Poverino, pensando al suo prossimo anno dove dovrà sorbirsi questo nuovo mondo extra maremmano: non è colpa del ragazzo, si vede che è vero, che ha un'autenticità di base che lo distingue dal solito manichino da talent. Sembra un cantante indie da centro sociale, di quelli con la chitarra scordata e la birretta calda, ma messo su quel palco diventa qualcosa di più grande, quasi simbolico.
Funziona perché la gente è stufa degli influencer woke vestiti da Gucci, dei testimonial di campagne che predicano umiltà con un cappotto da ottomila euro. C’è voglia di chiudere con questo teatrino, di tornare a qualcosa che assomigli a una realtà non filtrata.
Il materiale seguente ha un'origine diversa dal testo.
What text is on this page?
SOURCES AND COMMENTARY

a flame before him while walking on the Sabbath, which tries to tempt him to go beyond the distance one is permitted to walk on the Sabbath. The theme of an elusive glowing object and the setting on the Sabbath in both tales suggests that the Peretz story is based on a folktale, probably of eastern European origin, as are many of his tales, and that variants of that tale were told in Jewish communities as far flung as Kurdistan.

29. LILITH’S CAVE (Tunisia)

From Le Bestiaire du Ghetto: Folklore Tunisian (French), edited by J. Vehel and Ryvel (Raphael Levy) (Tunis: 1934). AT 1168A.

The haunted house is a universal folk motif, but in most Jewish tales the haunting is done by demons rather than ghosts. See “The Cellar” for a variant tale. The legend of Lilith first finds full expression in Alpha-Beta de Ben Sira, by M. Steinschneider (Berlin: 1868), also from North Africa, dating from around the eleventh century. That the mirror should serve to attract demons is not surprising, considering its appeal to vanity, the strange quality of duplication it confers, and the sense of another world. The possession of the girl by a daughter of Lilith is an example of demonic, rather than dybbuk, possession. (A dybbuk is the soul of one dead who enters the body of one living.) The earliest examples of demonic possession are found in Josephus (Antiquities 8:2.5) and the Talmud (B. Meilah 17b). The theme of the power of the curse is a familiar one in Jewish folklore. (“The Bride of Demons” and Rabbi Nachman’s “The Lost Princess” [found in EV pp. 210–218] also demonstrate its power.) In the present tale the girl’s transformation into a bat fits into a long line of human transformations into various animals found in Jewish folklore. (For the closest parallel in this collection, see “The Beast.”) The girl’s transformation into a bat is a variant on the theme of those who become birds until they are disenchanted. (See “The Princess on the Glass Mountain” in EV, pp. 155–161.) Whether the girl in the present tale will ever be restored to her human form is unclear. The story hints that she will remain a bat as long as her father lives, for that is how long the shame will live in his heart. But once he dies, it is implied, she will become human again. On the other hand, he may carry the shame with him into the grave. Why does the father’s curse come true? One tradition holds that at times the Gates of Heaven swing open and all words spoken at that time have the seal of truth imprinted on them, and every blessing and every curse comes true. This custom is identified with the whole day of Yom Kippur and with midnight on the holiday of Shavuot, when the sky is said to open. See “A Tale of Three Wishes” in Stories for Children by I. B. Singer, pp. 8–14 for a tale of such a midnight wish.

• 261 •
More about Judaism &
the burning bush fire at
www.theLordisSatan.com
Ma se prima la risposta era il radical chic che rifiutava il lusso facendo i milioni con il merchandising del disagio, ora il gioco si è evoluto: qui mettiamo i pacchetti di patatine sotto l’abito, ricamiamo storie di nonnine e Maremma tra una strofa e l’altra, ricreiamo una povertà estetica che diventa ricchezza narrativa.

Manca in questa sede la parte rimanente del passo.